Regan made his Leitrim debut as a teenager in 1995 and was a constant presence in the half-back line for 15 years, except for two years he spent in Boston. But apart from that hiatus, he was a consistently excellent performer on a Leitrim team unlucky not to claim a few big scalps.
A collision in training ended a blessed injury-free spell. “I dislocated my knee and did the two cruciates, posterior, anterior and the medial ligaments so it was just a devastating injury. At the time I was told that was it.
“So I found it very difficult to watch the club that year. It was easier to watch the county boys.

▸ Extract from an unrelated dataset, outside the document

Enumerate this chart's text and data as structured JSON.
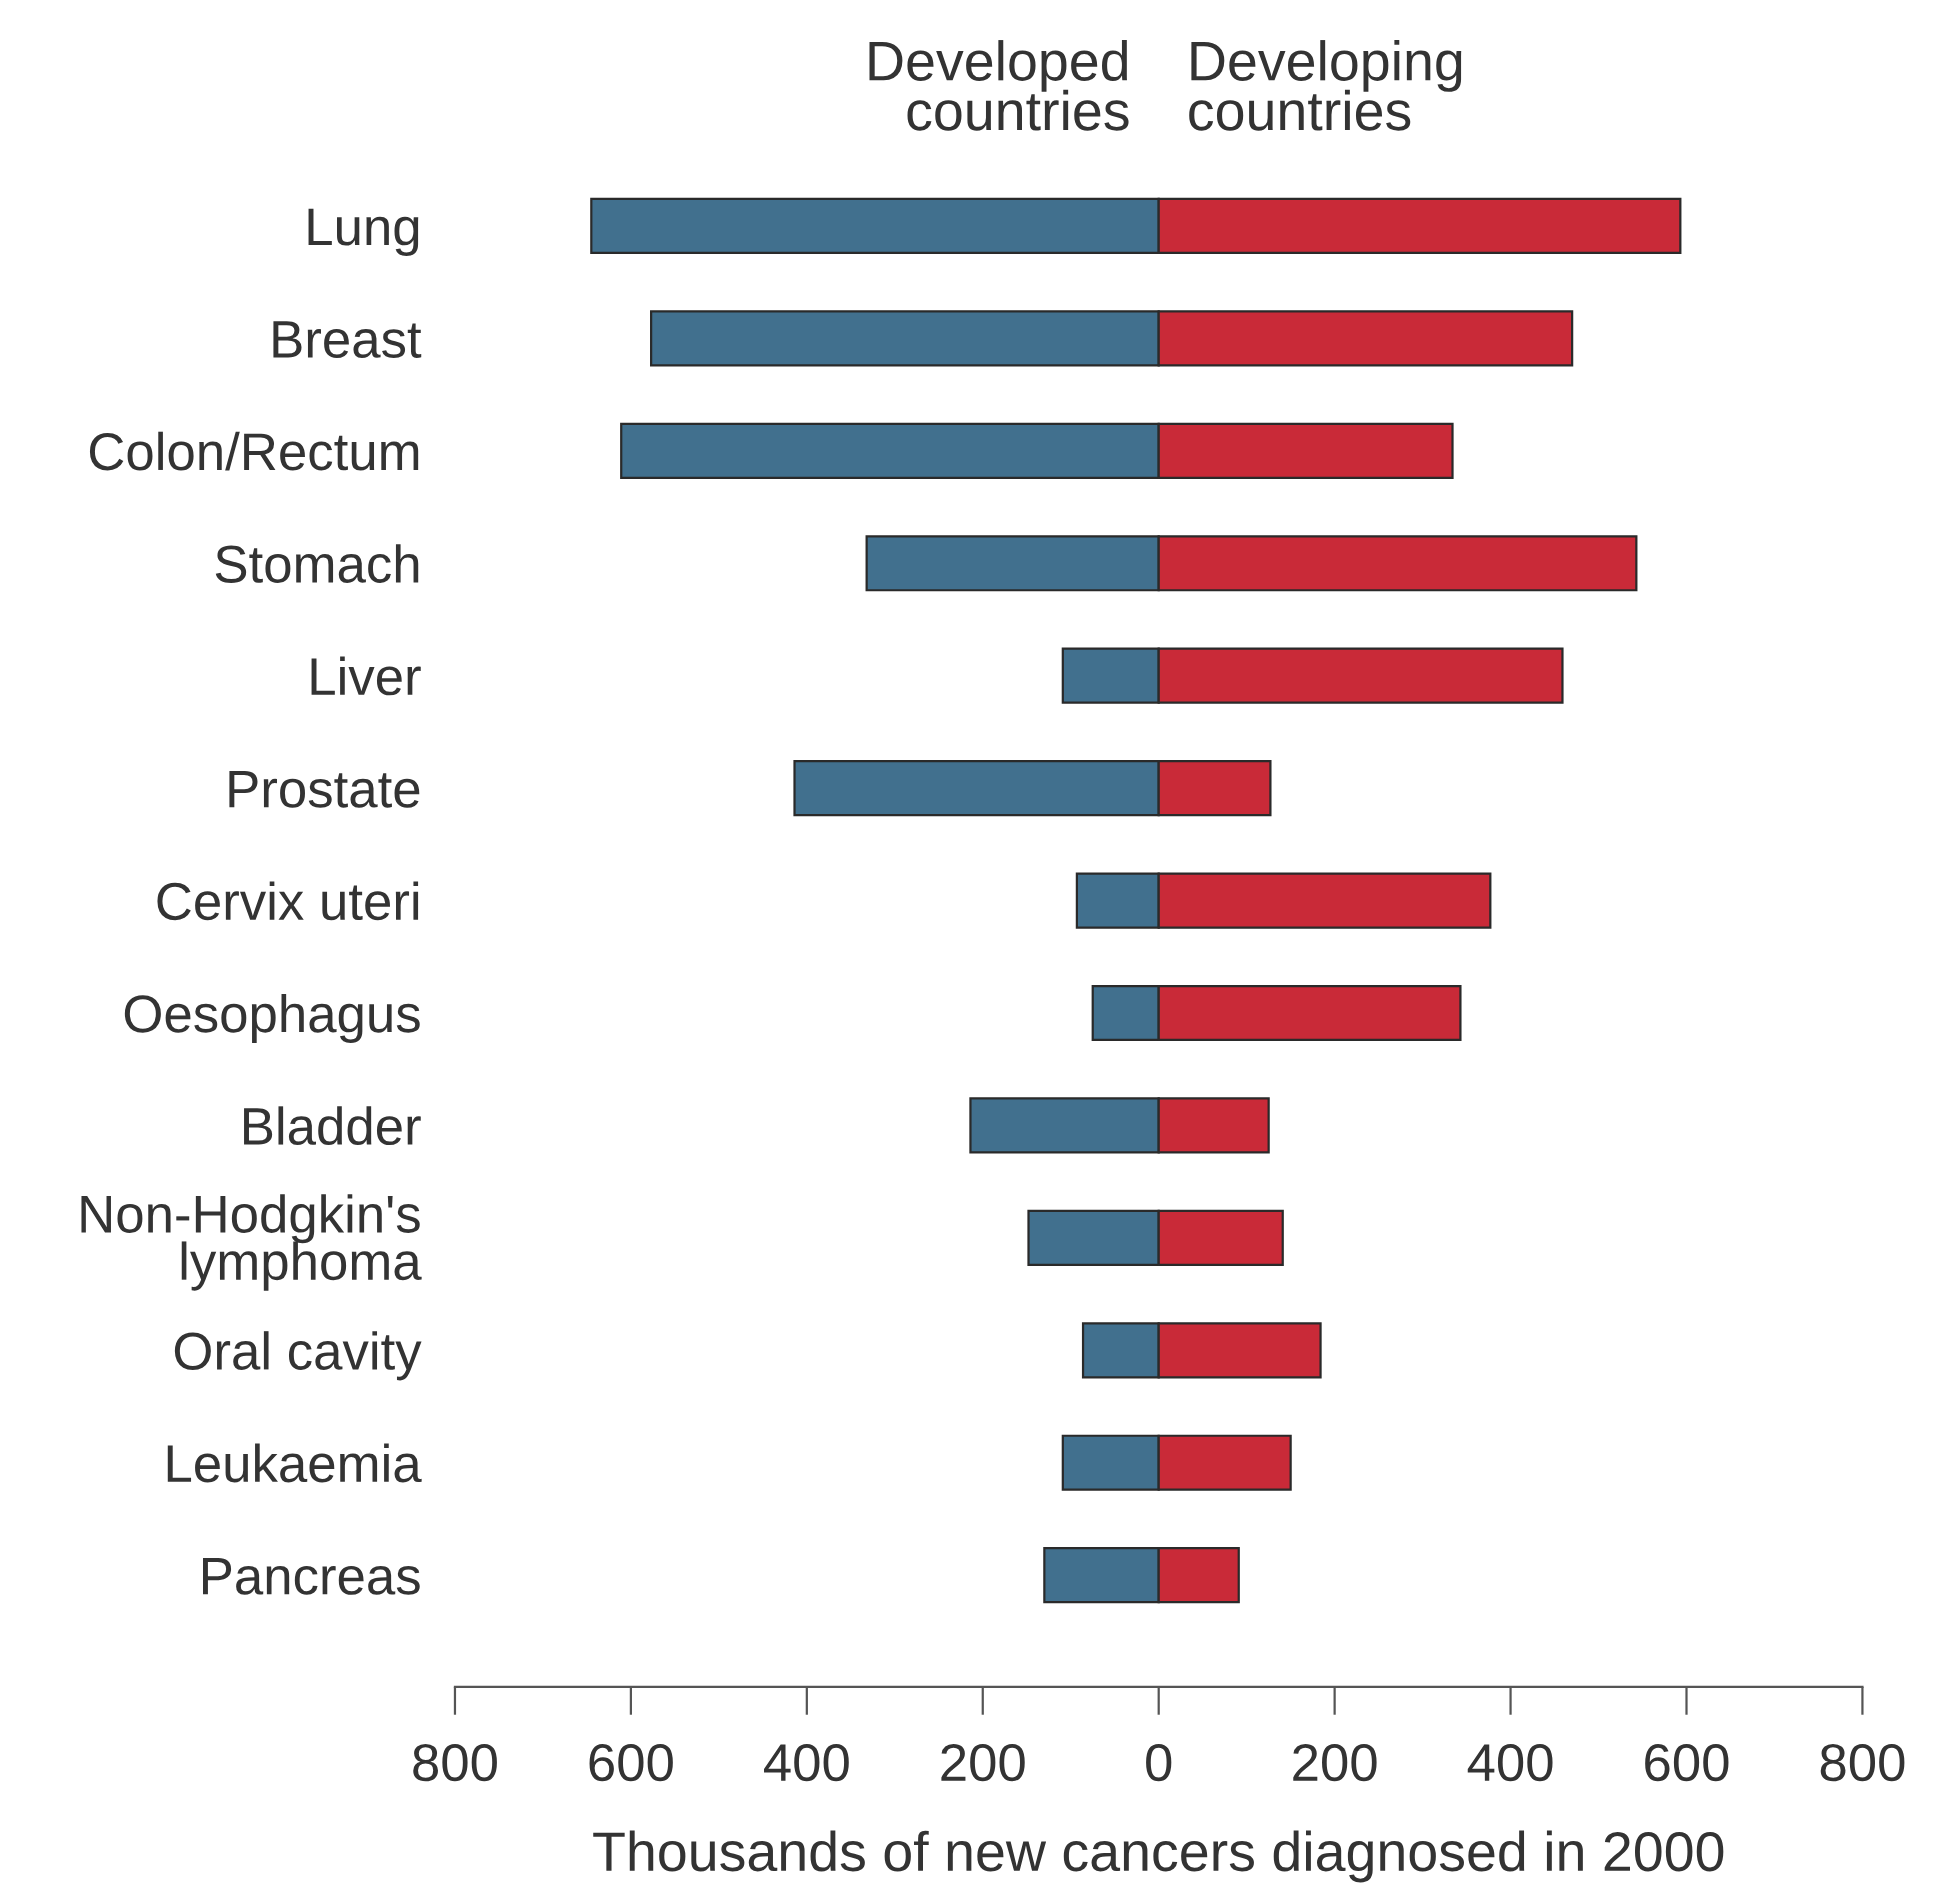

But I watched the Gaels playing the intermediate final and they actually weren’t at their best but still eked out a win. And when this season started, I knew that this was the best prepared Melvin Gaels team since 1998. And from the get go, I knew there was a steeliness about them.”
The run of victories has done much to revive interest in the club around the community.
“I would have seen heads at games I wouldn’t have seen before and I think the final was the biggest attendance at a Leitrim final for years,” Regan says.
“It was that local derby element and the support from Bundoran and Ballyshannon was something that a lot of us commented on afterwards.”
If Melvin Gaels have seasoned experience in Regan, they also have probably the best free taker most of Ireland has never seen in Emlyn Mulligan. The Longford- based Garda announced a prodigious talent in his Leaving Certificate year.
“I think Mulligan would make any county team,” Billy Gavigan says. “His free-taking is immense. But he is great to work with. Ask him to do things and he does it. We play him at centre-half forward. But he practises a lot. He couldn’t come down to training the other night and he trained away himself in Carrick-on-Shannon. Just very dedicated.”
Tomorrow’s game is the classic contrast of clubs. St Brigid’s, beaten in last year’s All-Ireland final, are old hands at these provincial championship games. For Melvin Gaels, this is a once-in-a-generation opportunity.
“In 1998 we played Roscommon Gaels and people said it was the worst draw. But it as a yardstick,” Regan says. “But we weren’t mentally prepared for that game. In 1998 we hadn’t won the title for 35 years. And the celebration probably went on – the cup was even taken to the mart, never mind the school.
“This year, Billy had the boys back out on the Thursday after the final. That doesn’t mean they didn’t have their celebration, but they are looking forward to the game.”
Still, two years ago, Melvin Gaels were light years from this position and they have grafted against expectations since Gavigan came along.